Imperial College Business School, London, UK.
Faculty of Medicine, Imperial College London, London, UK.
Int J Risk Saf Med. 2022;33(S1):S103-S110. doi: 10.3233/JRS-227033.
Previous reports have shown that there are long waiting times to commence therapy in the community-based mental health programme, IAPT (Improving Access to Psychological Therapies).
This study aimed to explore both causes and potential solutions to alleviate the burden of these waits.
A Systematic Literature Review (SLR) and Semi-Structured Interviews (SSIs) were conducted to identify causes and effects of these waits.

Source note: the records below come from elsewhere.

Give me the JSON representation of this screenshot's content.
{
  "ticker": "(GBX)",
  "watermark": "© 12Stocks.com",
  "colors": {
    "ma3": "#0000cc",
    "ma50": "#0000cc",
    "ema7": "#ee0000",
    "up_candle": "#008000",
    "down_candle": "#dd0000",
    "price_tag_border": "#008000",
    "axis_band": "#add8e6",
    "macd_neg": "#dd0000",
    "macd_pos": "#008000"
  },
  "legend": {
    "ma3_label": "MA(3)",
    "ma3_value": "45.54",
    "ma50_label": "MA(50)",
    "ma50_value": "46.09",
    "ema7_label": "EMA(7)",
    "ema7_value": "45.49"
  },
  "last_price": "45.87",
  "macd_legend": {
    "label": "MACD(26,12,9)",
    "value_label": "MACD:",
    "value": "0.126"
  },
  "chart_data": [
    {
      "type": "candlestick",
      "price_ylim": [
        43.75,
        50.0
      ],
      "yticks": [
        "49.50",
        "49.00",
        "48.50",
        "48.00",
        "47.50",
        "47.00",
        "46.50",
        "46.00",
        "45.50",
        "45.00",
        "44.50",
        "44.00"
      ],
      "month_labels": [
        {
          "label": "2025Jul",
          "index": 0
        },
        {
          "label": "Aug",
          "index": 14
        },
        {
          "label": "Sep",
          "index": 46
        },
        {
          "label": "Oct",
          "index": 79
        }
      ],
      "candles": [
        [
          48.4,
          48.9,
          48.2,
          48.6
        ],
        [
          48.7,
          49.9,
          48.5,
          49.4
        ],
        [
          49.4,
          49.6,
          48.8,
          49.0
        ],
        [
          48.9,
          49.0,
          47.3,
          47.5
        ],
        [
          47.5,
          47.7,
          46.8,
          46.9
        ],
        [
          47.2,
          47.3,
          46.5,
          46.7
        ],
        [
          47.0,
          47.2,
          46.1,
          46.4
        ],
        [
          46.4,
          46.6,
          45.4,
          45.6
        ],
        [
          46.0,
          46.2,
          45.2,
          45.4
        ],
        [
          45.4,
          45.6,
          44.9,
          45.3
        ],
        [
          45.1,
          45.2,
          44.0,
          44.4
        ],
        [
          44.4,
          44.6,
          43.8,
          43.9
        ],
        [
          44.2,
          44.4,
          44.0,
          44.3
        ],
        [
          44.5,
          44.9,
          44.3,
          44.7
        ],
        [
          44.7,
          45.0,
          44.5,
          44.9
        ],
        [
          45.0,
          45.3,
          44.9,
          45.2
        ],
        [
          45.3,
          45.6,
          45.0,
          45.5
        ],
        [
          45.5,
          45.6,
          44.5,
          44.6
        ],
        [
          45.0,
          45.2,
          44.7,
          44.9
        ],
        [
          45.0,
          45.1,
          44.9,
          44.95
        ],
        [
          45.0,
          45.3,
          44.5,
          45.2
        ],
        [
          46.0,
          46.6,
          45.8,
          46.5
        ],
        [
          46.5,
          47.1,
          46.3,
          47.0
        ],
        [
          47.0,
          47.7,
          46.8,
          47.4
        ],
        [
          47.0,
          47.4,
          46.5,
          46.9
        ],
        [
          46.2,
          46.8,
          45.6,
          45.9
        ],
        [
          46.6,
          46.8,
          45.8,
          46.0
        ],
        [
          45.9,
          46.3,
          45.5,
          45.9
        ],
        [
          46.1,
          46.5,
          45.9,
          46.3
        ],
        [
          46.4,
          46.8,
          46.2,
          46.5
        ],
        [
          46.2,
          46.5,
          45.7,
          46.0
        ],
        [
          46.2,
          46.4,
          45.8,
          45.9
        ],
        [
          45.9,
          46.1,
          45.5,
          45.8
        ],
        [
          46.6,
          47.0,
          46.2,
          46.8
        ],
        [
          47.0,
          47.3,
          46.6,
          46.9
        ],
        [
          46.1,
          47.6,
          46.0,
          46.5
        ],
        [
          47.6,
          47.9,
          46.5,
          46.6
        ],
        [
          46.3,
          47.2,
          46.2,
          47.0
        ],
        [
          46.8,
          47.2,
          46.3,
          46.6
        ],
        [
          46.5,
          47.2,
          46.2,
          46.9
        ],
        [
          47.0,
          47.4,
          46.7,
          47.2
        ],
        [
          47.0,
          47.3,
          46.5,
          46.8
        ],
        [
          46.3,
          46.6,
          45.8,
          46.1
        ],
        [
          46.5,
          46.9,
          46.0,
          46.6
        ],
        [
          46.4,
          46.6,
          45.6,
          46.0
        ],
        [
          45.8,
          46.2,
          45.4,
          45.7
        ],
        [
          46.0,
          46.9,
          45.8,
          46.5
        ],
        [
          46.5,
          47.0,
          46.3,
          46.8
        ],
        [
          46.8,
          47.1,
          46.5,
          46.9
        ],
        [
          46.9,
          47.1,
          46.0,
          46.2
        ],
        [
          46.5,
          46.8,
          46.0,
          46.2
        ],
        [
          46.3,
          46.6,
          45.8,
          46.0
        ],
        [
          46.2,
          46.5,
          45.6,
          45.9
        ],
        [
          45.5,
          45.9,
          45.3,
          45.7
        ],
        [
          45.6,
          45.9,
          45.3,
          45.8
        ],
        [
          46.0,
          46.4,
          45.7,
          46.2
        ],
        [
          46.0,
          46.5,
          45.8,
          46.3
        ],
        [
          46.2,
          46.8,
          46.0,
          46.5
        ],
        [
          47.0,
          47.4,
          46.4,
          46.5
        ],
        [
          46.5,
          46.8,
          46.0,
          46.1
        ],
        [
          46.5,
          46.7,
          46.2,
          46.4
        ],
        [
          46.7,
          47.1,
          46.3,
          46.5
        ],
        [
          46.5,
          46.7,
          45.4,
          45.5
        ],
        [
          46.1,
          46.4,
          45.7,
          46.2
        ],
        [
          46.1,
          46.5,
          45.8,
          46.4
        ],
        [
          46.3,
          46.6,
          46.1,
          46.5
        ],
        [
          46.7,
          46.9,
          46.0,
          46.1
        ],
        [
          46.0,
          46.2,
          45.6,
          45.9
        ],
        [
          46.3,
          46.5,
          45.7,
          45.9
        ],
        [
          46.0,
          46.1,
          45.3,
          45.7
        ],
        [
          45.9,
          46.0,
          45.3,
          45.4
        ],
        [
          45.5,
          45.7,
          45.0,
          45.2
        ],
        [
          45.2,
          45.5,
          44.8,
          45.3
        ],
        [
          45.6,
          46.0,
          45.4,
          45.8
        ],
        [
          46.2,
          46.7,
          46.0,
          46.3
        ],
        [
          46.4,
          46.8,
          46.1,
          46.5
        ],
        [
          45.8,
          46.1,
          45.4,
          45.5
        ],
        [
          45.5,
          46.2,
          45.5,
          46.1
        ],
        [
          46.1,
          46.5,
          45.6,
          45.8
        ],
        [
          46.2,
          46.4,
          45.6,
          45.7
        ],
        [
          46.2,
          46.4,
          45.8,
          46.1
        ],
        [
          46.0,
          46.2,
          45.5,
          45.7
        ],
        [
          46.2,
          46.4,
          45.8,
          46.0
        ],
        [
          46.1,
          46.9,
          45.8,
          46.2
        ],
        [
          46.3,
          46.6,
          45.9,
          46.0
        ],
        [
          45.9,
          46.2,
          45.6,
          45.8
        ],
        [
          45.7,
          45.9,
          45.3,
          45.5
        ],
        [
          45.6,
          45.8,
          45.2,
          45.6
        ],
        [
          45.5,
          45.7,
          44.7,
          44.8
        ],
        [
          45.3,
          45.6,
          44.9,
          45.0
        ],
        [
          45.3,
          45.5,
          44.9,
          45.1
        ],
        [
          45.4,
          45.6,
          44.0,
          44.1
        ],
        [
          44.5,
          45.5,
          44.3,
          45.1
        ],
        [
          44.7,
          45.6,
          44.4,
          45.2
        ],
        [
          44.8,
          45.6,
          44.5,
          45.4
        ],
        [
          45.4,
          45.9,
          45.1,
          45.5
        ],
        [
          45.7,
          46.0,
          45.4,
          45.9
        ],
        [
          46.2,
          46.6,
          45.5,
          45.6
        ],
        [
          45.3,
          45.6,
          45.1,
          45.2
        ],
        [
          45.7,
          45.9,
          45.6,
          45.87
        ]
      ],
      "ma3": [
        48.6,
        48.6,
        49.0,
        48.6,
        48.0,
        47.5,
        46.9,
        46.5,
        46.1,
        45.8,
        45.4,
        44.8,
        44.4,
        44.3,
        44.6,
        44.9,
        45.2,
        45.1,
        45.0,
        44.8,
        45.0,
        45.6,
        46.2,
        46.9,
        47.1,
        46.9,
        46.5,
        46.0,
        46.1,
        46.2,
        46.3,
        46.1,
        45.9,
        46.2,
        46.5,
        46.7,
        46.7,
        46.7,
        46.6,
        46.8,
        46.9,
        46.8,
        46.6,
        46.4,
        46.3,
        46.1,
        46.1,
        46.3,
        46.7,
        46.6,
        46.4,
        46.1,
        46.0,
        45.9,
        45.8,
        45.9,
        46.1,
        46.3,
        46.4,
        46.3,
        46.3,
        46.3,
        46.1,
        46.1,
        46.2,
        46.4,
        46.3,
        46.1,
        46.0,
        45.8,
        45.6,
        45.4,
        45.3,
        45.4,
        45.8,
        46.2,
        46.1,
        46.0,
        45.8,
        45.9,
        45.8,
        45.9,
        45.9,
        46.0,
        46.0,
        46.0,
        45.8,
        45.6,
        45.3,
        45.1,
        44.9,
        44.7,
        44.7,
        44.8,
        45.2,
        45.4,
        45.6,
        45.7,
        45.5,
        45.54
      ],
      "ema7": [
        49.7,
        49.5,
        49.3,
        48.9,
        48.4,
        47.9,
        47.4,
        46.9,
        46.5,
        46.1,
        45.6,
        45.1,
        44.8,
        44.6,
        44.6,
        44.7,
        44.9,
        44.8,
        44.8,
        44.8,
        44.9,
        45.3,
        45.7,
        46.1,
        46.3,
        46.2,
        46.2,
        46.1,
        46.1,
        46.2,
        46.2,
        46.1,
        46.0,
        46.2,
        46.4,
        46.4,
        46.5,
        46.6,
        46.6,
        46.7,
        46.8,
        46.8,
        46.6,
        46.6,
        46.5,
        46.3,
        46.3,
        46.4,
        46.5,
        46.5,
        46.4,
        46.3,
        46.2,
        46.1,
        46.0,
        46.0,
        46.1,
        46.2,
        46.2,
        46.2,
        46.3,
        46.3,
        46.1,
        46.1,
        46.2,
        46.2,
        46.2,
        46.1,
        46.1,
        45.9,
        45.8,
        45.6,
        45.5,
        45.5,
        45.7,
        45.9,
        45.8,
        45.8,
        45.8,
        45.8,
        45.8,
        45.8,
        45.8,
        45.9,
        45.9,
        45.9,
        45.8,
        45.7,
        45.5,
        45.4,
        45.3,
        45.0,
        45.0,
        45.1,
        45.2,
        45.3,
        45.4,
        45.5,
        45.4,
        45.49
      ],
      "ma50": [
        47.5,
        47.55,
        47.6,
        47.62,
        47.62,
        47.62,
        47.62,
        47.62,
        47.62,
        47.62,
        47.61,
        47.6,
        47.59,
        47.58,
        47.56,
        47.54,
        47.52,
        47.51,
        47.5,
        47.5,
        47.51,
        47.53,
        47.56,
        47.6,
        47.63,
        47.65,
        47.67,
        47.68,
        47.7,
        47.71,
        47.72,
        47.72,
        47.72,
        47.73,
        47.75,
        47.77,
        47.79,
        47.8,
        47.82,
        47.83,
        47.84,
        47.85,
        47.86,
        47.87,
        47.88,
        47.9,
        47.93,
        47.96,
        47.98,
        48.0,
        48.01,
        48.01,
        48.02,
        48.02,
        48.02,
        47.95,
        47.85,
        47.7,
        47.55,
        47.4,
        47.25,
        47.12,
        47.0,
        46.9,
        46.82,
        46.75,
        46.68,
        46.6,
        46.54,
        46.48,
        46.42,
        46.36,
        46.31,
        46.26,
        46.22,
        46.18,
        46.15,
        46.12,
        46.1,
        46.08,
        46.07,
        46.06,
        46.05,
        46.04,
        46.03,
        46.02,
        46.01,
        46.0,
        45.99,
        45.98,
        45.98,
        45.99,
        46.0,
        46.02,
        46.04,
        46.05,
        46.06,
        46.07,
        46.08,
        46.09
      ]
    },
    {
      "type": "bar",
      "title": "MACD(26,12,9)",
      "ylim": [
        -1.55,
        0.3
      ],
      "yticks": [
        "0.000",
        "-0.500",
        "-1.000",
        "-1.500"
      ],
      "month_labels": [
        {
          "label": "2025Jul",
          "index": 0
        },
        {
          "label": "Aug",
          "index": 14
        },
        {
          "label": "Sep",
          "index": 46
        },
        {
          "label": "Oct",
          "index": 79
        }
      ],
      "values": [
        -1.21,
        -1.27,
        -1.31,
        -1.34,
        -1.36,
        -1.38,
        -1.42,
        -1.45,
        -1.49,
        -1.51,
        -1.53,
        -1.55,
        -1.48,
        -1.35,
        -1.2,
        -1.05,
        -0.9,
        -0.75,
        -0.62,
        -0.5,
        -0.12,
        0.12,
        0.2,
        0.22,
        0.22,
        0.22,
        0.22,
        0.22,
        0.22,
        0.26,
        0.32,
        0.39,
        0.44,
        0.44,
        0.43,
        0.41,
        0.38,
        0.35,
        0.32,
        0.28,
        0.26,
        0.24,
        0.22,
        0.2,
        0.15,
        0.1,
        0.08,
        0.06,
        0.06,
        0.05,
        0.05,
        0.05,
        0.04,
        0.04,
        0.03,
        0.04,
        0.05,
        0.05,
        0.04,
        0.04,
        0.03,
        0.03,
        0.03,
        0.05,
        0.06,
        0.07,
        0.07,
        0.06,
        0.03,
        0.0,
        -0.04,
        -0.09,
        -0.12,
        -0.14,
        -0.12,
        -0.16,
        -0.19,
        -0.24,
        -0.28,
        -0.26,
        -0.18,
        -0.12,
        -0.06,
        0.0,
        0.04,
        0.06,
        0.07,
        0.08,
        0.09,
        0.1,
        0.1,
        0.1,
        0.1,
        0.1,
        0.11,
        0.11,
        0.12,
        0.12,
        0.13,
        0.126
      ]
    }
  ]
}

Consequently, meaningful recommendations were made and tested with the aim of improving IAPT's waiting times.
SLR and SSIs revealed high 'Did Not Attend' (DNA) rates and a lack of support between initial appointments as being both a cause and effect of long waits. The identified issues were tackled with the development of an app design. Expert interviews and a mass survey fuelled the iterative process leading to a final prototype. Notable features included: therapist profile page, smart appointment reminders and patient timeline. Positive feedback was received from university students and ICS Digital, with scope to trial the app within Manchester CCG.

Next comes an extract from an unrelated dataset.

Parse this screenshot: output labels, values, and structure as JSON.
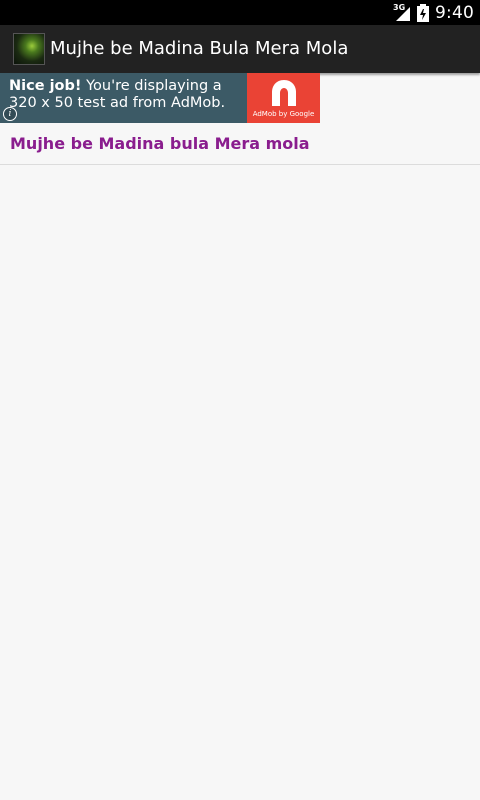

In the long run, the app aims to indirectly shorten waiting times by addressing treatment expectations and serving as an IAPT companion along the patient journey, thus reducing anxiety and consequently DNAs.
先前的报告显示,在基于社区的心理健康计划 IAPT(改善心理治疗途径)中,开始治疗的等待时间很长。
本研究旨在探讨减轻这些等待负担的原因和潜在解决方案。
进行了系统文献综述(SLR)和半结构化访谈(SSIs),以确定这些等待的原因和影响。随后提出了有意义的建议,并进行了测试,以改善 IAPT 的等待时间。
SLR 和 SSIs 显示,高“未出席”(DNA)率和初始预约之间缺乏支持既是长等待的原因也是结果。通过开发应用程序设计来解决这些问题。专家访谈和大规模调查推动了迭代过程,最终形成了一个原型。显著特点包括:治疗师简介页面、智能预约提醒和患者时间表。收到了来自大学生和 ICS Digital 的积极反馈,有在曼彻斯特 CCG 试用该应用程序的机会。
从长远来看,该应用程序旨在通过满足治疗期望并作为患者治疗过程中的 IAPT 伴侣,间接缩短等待时间,从而减轻焦虑并减少 DNA。